I had the same thing and I also don't know why I did it
@anonymousgirll Did urs also feel like you had to stare like there was no other option but to stare at the part ur not supposed to look at?
@Shaodidi - uhm, mine wasn't during erp. I was just scrolling on facebook, saw a (normal!!) picture of a child and I zoomed in a little and looked at her chest for like not even second. like "accidentally"??? without thinking about it. I feel disgusting and it's been like 8 months ago. I more often zoom in on pictures, and look at things but nog at a child wth head 😭😭😭 but Ithink for you it's just feels like "this js something you can't look at" so you want to look or automatically look at it without wanting to really
@anonymousgirll Yeah I stare at it for a few seconds like it’s disturbing idk why I do that it’s still haunting me :(
@Shaodidi - same I honestly don't know how to get over the guilt, it bothers me so much and Istg I don't know why I did that!! I feel like it ruined my life :(
My whole life I’ve kind of stared at people’s crotches whenever they’re wearing something revealing a bikini. I feel like I’ve always searched to see if I can see an outline or something or anything because it’s so revealing. It kind of feels like curiosity I don’t know how to describe it. I did this before my OCD got bad and I do this now. I feel scared that I’m doing something I shouldn’t be. I’m scared that I’m doing something perverted. What scares me the most is that about a year ago this happened with my boyfriend sister. She was 15 at the time. I didn’t think much about it. I stared, searched and moved on. But now I really question if I did something awful or if my intentions were perverted. I’m questioning whether it’s okay to even have curiosity about this. Maybe this is normal and people don’t analyze their behavior, I don’t know. I had a theory that this has been a compulsion all along but right now it feels fully out the window. I haven’t been able to stop crying. I really need someone’s input or perspective. Please.

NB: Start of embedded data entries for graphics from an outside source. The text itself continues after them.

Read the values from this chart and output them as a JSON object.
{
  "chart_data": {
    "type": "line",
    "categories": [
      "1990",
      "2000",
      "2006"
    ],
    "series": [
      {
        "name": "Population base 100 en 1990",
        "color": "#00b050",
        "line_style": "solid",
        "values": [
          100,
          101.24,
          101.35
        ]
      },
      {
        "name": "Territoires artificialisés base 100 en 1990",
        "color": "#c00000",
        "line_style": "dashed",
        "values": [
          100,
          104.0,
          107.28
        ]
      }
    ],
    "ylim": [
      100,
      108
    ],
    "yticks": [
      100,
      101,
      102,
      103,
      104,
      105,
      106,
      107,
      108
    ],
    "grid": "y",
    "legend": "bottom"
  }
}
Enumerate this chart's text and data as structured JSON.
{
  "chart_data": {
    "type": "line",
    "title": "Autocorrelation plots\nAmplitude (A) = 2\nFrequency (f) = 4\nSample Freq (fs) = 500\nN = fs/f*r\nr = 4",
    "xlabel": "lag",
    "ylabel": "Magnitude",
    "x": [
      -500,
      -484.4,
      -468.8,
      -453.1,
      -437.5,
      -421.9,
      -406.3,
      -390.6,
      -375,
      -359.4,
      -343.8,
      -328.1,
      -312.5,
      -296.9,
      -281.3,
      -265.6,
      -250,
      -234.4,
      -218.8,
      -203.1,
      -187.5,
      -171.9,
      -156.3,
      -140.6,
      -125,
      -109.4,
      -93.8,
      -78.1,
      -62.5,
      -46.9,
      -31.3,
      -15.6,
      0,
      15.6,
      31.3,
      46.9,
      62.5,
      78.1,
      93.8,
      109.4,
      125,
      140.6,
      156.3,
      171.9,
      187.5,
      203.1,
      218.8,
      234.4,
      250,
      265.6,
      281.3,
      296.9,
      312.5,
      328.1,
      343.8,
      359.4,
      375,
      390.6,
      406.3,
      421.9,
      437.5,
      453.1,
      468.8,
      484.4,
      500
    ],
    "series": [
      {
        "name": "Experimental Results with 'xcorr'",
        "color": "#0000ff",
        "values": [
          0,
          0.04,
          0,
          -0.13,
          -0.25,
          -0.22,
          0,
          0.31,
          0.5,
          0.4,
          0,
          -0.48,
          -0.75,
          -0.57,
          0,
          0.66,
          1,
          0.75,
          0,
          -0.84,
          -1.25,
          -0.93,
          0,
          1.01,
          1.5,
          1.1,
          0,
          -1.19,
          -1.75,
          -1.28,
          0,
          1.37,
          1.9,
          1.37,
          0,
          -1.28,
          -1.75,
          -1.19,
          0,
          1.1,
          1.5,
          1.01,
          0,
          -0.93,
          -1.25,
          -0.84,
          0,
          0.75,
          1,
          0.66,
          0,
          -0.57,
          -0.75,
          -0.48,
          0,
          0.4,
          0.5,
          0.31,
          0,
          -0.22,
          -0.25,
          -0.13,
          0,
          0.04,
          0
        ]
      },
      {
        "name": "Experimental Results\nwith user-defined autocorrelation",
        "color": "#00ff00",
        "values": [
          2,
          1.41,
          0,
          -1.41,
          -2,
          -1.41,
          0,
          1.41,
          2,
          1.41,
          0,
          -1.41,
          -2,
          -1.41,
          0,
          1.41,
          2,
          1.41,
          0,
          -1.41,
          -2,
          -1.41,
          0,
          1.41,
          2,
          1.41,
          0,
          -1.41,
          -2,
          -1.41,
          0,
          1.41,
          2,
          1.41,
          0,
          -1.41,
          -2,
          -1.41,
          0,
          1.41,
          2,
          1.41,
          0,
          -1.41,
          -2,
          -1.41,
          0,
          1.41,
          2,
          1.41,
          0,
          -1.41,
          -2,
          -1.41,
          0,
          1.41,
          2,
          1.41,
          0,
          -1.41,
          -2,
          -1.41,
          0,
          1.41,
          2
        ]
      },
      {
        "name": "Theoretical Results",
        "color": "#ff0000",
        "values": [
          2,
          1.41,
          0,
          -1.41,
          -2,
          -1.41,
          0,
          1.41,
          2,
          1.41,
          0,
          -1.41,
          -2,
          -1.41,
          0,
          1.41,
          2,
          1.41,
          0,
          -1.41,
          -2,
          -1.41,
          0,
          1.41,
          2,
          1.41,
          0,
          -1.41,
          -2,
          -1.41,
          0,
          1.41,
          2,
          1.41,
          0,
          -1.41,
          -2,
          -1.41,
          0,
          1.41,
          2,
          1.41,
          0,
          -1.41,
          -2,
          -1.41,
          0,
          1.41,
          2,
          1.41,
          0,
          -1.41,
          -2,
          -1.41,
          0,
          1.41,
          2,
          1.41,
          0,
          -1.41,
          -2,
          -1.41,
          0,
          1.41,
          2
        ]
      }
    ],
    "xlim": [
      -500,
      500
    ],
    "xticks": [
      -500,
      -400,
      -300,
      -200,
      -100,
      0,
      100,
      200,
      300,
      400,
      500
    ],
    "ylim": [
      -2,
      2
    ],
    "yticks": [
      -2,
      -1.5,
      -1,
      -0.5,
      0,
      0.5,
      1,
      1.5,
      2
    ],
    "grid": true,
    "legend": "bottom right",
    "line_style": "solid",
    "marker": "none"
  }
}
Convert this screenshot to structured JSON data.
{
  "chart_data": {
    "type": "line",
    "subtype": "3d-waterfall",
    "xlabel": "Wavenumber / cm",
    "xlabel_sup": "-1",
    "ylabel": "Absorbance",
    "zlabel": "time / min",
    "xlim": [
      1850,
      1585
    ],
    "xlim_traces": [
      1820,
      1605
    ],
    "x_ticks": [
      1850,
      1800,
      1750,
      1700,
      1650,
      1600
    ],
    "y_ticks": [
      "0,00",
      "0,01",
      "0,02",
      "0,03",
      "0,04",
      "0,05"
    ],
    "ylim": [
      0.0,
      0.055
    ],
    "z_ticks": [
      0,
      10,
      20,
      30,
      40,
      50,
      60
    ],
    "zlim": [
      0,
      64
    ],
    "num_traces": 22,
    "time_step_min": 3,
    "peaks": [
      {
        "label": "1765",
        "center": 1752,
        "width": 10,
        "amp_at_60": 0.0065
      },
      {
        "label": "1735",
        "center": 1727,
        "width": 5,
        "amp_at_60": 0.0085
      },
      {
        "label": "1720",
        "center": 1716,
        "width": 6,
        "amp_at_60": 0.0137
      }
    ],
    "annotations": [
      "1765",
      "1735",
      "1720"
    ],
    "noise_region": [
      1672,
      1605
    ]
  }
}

I need help I have a strong urge to look at pornography I consider myself straight although I have jerked off to trans porn before it's just I feel a urge to do it I was in class randomly just had a urge to look at porn I had a response pre ejaculation leaked while I had my eyes on something else I feel so ashamed I need help idk why I had this urge I just did idk what to do someone help I have fucked up thoughts too while looking at it sometimes of minors younger idk what to do I always get the same thoughts of my younger cousin need help
I was with my sister today. When I look at her, sex images pop up and I have to imagine them because in a second I feel very clearly like I like it. I ignored it the whole time but it feels real and I'm not calm.